Nous nous attachons tous à des lieux, des endroits, des espaces. La maison de notre enfance, la ville de nos études, celle de nos espoirs déchus, les contrées lointaines désertiques refuges de nos fuites, grands et petits espaces qui nous accueillent, nous recueillent parfois nous rejettent. Il n’est pas étonnant que les écrivains s’amourachent des grandes villes qui se nourrissent de ces convergences de destinées individuelles, de ces années voire de ces siècles d’attaches émotionnelles et sensorielles.
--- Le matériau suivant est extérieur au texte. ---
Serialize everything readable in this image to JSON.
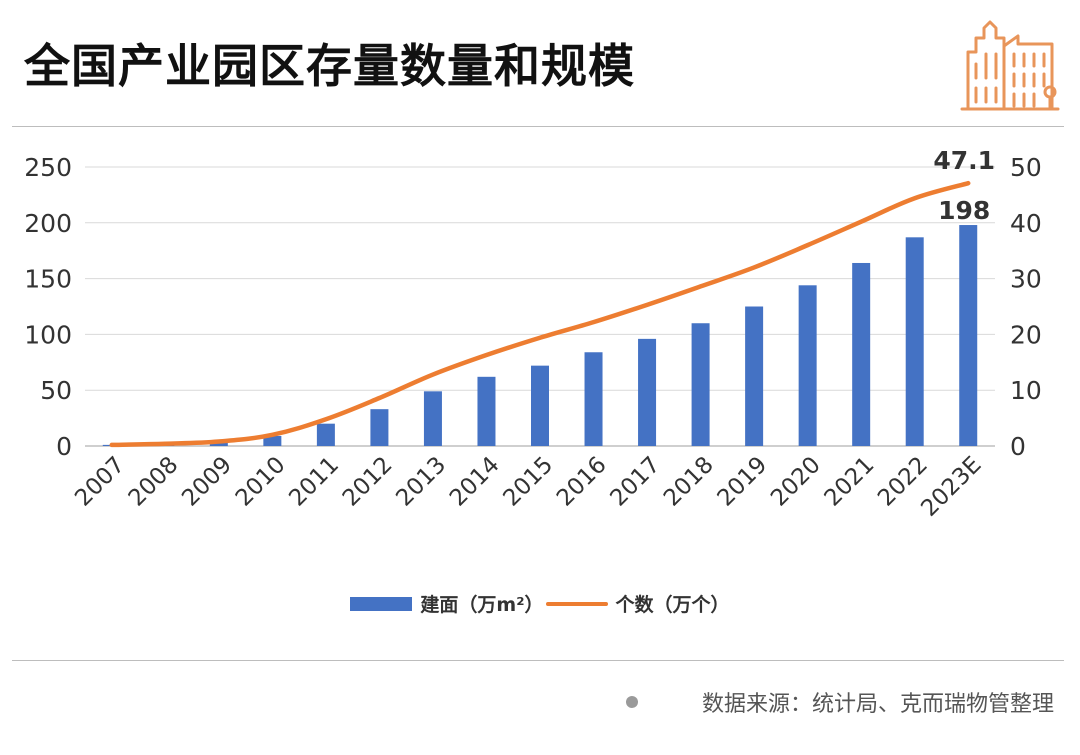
{
  "title": "全国产业园区存量数量和规模",
  "source_note": "数据来源：统计局、克而瑞物管整理",
  "icon": "city-buildings-icon",
  "colors": {
    "bar": "#4472c4",
    "line": "#ed7d31",
    "accent": "#e8955a",
    "grid": "#d9d9d9"
  },
  "chart_data": {
    "type": "bar",
    "categories": [
      "2007",
      "2008",
      "2009",
      "2010",
      "2011",
      "2012",
      "2013",
      "2014",
      "2015",
      "2016",
      "2017",
      "2018",
      "2019",
      "2020",
      "2021",
      "2022",
      "2023E"
    ],
    "series": [
      {
        "name": "建面（万m²）",
        "type": "bar",
        "axis": "left",
        "values": [
          1,
          2,
          4,
          9,
          20,
          33,
          49,
          62,
          72,
          84,
          96,
          110,
          125,
          144,
          164,
          187,
          198
        ]
      },
      {
        "name": "个数（万个）",
        "type": "line",
        "axis": "right",
        "values": [
          0.2,
          0.4,
          0.8,
          2.0,
          4.8,
          8.6,
          12.8,
          16.3,
          19.4,
          22.2,
          25.3,
          28.6,
          32.0,
          36.0,
          40.2,
          44.4,
          47.1
        ]
      }
    ],
    "y_left": {
      "ylim": [
        0,
        250
      ],
      "ticks": [
        0,
        50,
        100,
        150,
        200,
        250
      ]
    },
    "y_right": {
      "ylim": [
        0,
        50
      ],
      "ticks": [
        0,
        10,
        20,
        30,
        40,
        50
      ]
    },
    "data_labels": [
      {
        "series": 0,
        "category": "2023E",
        "text": "198"
      },
      {
        "series": 1,
        "category": "2023E",
        "text": "47.1"
      }
    ],
    "grid": true,
    "legend": "bottom"
  }
}
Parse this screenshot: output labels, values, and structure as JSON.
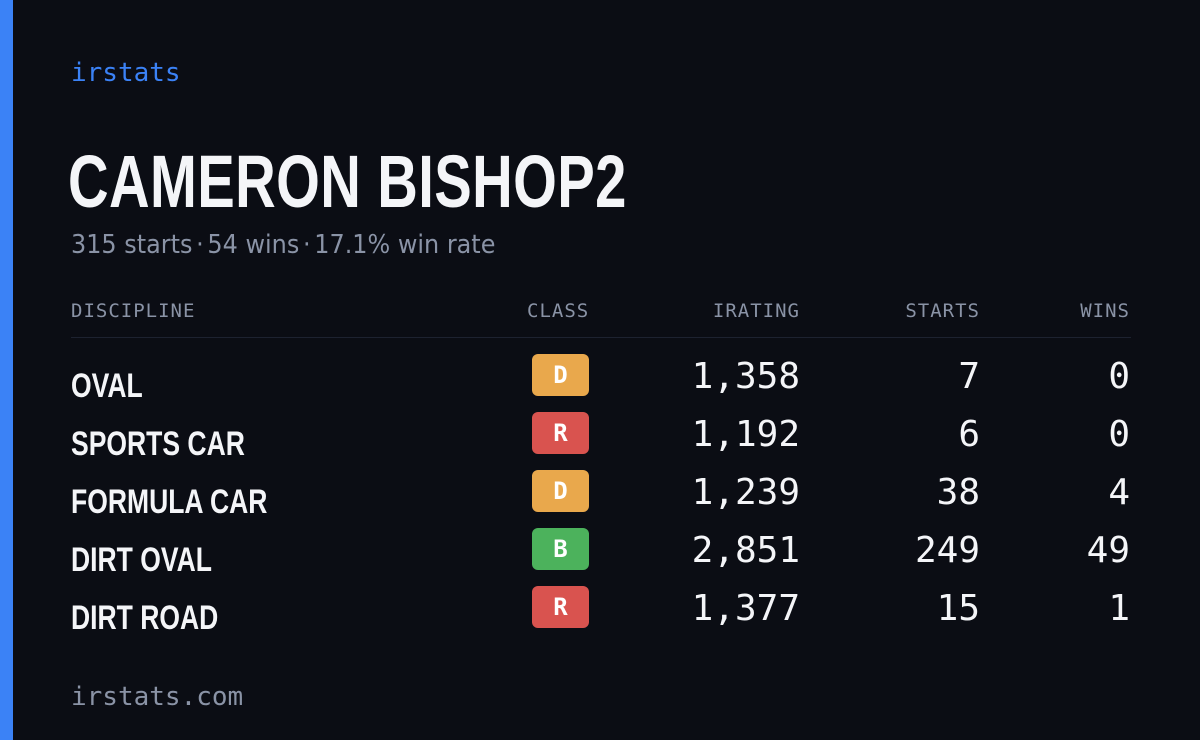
{
  "brand": "irstats",
  "player": {
    "name": "CAMERON BISHOP2",
    "summary": {
      "starts": "315 starts",
      "wins": "54 wins",
      "win_rate": "17.1% win rate",
      "separator": "·"
    }
  },
  "table": {
    "headers": {
      "discipline": "DISCIPLINE",
      "class": "CLASS",
      "irating": "IRATING",
      "starts": "STARTS",
      "wins": "WINS"
    },
    "rows": [
      {
        "discipline": "OVAL",
        "class": "D",
        "class_color": "#e9a84c",
        "irating": "1,358",
        "starts": "7",
        "wins": "0"
      },
      {
        "discipline": "SPORTS CAR",
        "class": "R",
        "class_color": "#d9534f",
        "irating": "1,192",
        "starts": "6",
        "wins": "0"
      },
      {
        "discipline": "FORMULA CAR",
        "class": "D",
        "class_color": "#e9a84c",
        "irating": "1,239",
        "starts": "38",
        "wins": "4"
      },
      {
        "discipline": "DIRT OVAL",
        "class": "B",
        "class_color": "#4cb25c",
        "irating": "2,851",
        "starts": "249",
        "wins": "49"
      },
      {
        "discipline": "DIRT ROAD",
        "class": "R",
        "class_color": "#d9534f",
        "irating": "1,377",
        "starts": "15",
        "wins": "1"
      }
    ]
  },
  "footer": "irstats.com",
  "colors": {
    "background": "#0b0d14",
    "accent": "#3b82f6",
    "text_primary": "#f4f5f8",
    "text_muted": "#8a93a6"
  }
}
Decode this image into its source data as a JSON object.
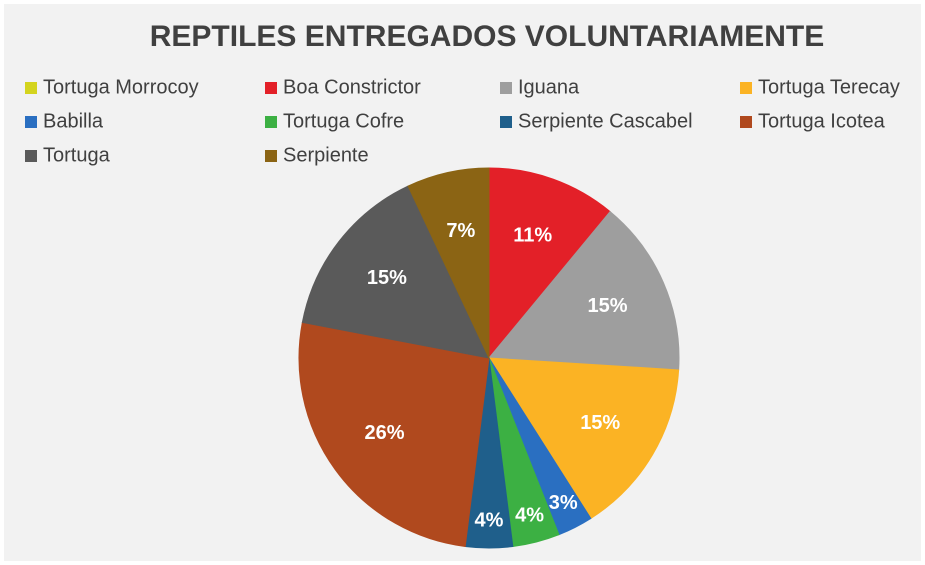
{
  "chart_data": {
    "type": "pie",
    "title": "REPTILES ENTREGADOS VOLUNTARIAMENTE",
    "categories": [
      "Tortuga Morrocoy",
      "Boa Constrictor",
      "Iguana",
      "Tortuga Terecay",
      "Babilla",
      "Tortuga Cofre",
      "Serpiente Cascabel",
      "Tortuga Icotea",
      "Tortuga",
      "Serpiente"
    ],
    "values": [
      0,
      11,
      15,
      15,
      3,
      4,
      4,
      26,
      15,
      7
    ],
    "value_labels": [
      null,
      "11%",
      "15%",
      "15%",
      "3%",
      "4%",
      "4%",
      "26%",
      "15%",
      "7%"
    ],
    "colors": [
      "#d4d41e",
      "#e32028",
      "#9e9e9e",
      "#fbb324",
      "#2a6fc1",
      "#3cb043",
      "#1f5f8b",
      "#b0491e",
      "#5a5a5a",
      "#8b6414"
    ],
    "legend": "top"
  }
}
Apollinaire avait Paris, Paul Auster a New-York et dans notre siècle ultra urbain, la mégalopole est au cœur de toutes les attentions des écrivains sensibles aux mutations politiques et sociétales. Iain Sinclair, romancier et poète britannique a débarqué à Londres pour y suivre des études de cinéma et n’a cessé d’écrire sur elle depuis. Après avoir parcouru à pieds le trajet de l’autoroute périphérique M25 construite par Margareth Thatcher dans London Orbital (Éditions Inculte, 2012), le marcheur de Londres poursuit sa rencontre poétique avec la ville dans London Overground en suivant désormais la ginger line, ligne de métro ouverte en 2010 par Boris Johnson, et qui part de Cheltenham dans la banlieue lointaine.
Les moyens de transport incubent différentes formes d’écriture : le babillage dans le bus à l’impériale s’égarant vers les hôpitaux, ou tard dans les banlieues, aggravé par la pharmacopée. Et les soudaines agressions jacobéennes. Toute l’action se déroulant en temps réel sur les écrans des moniteurs, comme dans une installation artistique. Les trains inclinent à la rêverie, aux méditations à la Keiller sur le logement et la décomposition industrielle. La vibration de basse d’un taxi éveille les fantasmes sexuels, pré- ou post-coïtaux, un interlude hermétique de répit immérité, sous les yeux du voyeur, commentateur au long cours, qui vous épie dans le rétroviseur.
Pour contrer l’indolence évocatrice du train de banlieue, Iain Sinclair choisit de marcher. La Ligne Orange est son fil narratif sur lequel viennent se greffer ses anecdotes, “vestiges des mondes disparus”, et ses observations. Dans cette ville en mouvement perpétuel, la découverte, pour qui veut bien lever les yeux de son portable, est au coin de chaque rue, de chaque station de métro abandonnée, et de ces nouvelles voies qui offrent de nouvelles lectures du territoire.
Les Ginger Liners, comme ils se baptisaient, se retrouvaient à des stations qui leurs étaient inconnues jusque-là pour sniffer du gaz hilarant dans des ballons de baudruche, causer, prendre des selfies. Les anti-sociaux, les muets, les repliés sur eux-mêmes et les haineux traditionnels du métro se regroupaient grâce à Internet. Avec l’objectif de dénicher des territoires où se loger ne serait pas aussi ruineux. Il était triste de constater que l’essentiel de leur conversation tournait autour de l’argent et des niveaux de dettes soutenables.
Se dévoile alors sous nos yeux Londres l’onéreuse délitée par les multiples politiques ultra-libérales. Iain Sinclair accompagné de son ami et “partenaire de l’absurde” le cinéaste Adrew Kötting capture des coups de téléphone, des bribes de conversations, des situations, des murs, des bâtiments symptomatiques de l’ère nouvelle. Ses compagnons de voyage sont Thatcher, Diana, Boris Johnson mais aussi Blake, John Evelyn, Graham Greene, Apollinaire, William Burroughs, Angela Carter et cetera dans cette promenade nostalgique à travers un “marécage digital”. Le récit au présent de cette expérience singulière de pèlerinage s’entremêle à celui des observations qui amène aux contes sur Londres renvoyant eux-mêmes aux expériences passées plus personnelles. Le lecteur fait alors connaissance avec la sensibilité d’un écrivain, ses souvenirs et ceux de Kötting l’amenant toujours un peu plus à la rencontre de “la bête métropolitaine”, cet inconscient collectif qui se cache derrière chaque ville.
Sonia
Iain Sinclair, London Overground, trad. Maxime Berrée, éditions Inculte/Dernière marge, août 2016, 300 p.